2009: The Hurt Locker, An Education
2010: The Kids Are All Right, Winter’s Bone
2012: Zero Dark Thirty
2014: Selma

That’s 6 in five years compared to 6 in the previous 82 years. Oof. On this alone, one could see the benefits of moving to the standard 10 with 10 slots on the ballot voting. Now what if we decided to look at the movies with storylines about women or with a strong female character at the top.

2009: An Education, Precious, The Blind Side, Inglorious Basterds (this is a stretch but Laurent’s character is important)
2010: The Kids Are All Right, Winter’s Bone, Black Swan, True Grit (stretch)
2011: The Help
2012: Zero Dark Thirty, Amour, Beasts of the Southern Wild, Les Miserables and Silver Linings Playbook (both stretches)
2013: Philomena, American Hustle (stretch)
2014: The Theory of Everything (stretch)

That’s 17 films (including the stretches) out of a total of 55 films (30%) compared to 7 out of 25 for 28% in the five years preceeding.

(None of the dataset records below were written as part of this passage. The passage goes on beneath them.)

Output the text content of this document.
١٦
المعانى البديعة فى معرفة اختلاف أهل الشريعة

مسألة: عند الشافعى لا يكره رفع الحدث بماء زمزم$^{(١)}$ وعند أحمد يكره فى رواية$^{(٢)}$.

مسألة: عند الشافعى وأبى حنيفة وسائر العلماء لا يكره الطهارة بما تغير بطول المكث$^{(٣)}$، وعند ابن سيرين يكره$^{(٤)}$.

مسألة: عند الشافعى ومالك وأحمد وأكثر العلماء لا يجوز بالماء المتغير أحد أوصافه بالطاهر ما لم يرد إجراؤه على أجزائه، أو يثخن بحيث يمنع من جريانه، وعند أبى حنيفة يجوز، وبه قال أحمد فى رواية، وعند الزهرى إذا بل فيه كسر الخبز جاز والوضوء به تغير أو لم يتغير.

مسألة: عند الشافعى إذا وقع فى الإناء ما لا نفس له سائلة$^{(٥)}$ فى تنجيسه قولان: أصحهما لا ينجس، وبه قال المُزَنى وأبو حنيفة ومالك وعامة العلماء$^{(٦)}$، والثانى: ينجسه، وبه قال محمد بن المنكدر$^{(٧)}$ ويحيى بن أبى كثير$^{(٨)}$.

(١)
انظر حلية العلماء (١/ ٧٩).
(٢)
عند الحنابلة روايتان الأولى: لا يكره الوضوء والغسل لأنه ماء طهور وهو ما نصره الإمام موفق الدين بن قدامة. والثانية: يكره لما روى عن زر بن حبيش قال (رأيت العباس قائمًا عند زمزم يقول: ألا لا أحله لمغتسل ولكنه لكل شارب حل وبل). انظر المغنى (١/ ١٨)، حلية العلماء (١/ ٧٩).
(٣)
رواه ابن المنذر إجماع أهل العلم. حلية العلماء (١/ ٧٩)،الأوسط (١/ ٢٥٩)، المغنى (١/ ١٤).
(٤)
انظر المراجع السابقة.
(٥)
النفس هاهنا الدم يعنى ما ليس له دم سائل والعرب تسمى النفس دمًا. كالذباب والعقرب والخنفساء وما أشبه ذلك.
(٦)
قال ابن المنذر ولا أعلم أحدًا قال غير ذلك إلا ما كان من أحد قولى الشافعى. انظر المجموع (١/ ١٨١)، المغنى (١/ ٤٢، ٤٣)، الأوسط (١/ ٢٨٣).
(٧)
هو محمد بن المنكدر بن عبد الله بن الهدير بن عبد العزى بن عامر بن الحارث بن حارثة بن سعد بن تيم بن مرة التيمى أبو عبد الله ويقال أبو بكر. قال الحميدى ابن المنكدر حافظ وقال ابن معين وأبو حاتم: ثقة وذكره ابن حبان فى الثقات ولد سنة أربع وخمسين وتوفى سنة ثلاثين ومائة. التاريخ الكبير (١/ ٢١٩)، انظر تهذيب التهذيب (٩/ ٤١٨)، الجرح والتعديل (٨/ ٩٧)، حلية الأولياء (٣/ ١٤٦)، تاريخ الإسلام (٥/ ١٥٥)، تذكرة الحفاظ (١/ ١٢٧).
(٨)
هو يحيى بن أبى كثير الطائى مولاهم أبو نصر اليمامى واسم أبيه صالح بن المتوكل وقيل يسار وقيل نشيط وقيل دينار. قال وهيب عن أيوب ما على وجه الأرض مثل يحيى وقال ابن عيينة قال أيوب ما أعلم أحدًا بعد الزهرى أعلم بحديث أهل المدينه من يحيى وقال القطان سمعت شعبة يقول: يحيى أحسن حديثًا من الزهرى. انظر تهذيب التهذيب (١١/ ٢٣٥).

This might not seem like a big deal, as the percentage fluctaes, but look at the movies above more closely. Nine of those titles are from modern day and 11 of the 17 of them are from the 70s till today. Compare that to 7 post-70s films from 2000-2008 and 7 post-70s films from 1986-2000. This might seem slight, but what these trends show is a willingness for the Academy to break from their shackles about their definitions with regards to Best Picture regarding women (particularly modern stories) and films directed by women.

More than just women though, the Academy in recent years has proven far more willing to go out on a limb with regards to the best picture lineup. While yes, the Oscars have nominated a variety of films in the past (2007 is amazing), have any of these lineups really not being full of prestige fare? And by prestige I mean movies folks would have predicted from day 1. Since 1990, I can count eight films that don’t fit that mold. 8 out of 90 movies for a paltry 9%. Now you can debate that the Academy always has their movies and rarely strays but the imagination they’ve shown since expansion is worth commending for example there have been:

– Five scifi films nominated for Best Picture since 2009 (it can be argued it was nearly 6 with Star Trek) compared to 6 before then (and none between 1995-2008). The first was nominated in 1971 (!) No genre has been helped out more by expansion than science fiction.
– Two animated  films made the lineup (Toy Story 3 and Up) compared to one (Beauty and the Beast) in the 81 years prior.
– Seven films and one Best Picture winner about racial minorities in five years (compared to 7 in the previous 10  years and zero winners)
-Four LGBTQ films have been nominated.

I could continue to throw stat upon stat at you to say why the expansion has been beneficial to the Oscars and the industry at large, but the proof is in the pudding. You don’t get films like Her, District 9, Selma or The Wolf of Wall Street in years of five and are those lineups really worse because films like The Blind Side, A Serious Man, or Extremely Loud and Incredibly Close get in? I mean this is the same Academy who put The Reader, Four Weddings and a Funeral, Finding Neverland, Chocolat, etc in lineups where there were only 5 spots. And to everyone who brings up the arguement that “oh well only 2-3 of the x number of nominees was in contention anyways” should we just cut it down to 2-3 since numbers 4 and 5 wouldn’t win? At least with the 10 guaranteed noms with 10 spots on the ballot, voters were able to show us that they have expanded horizons that reflect what the film year actually meant.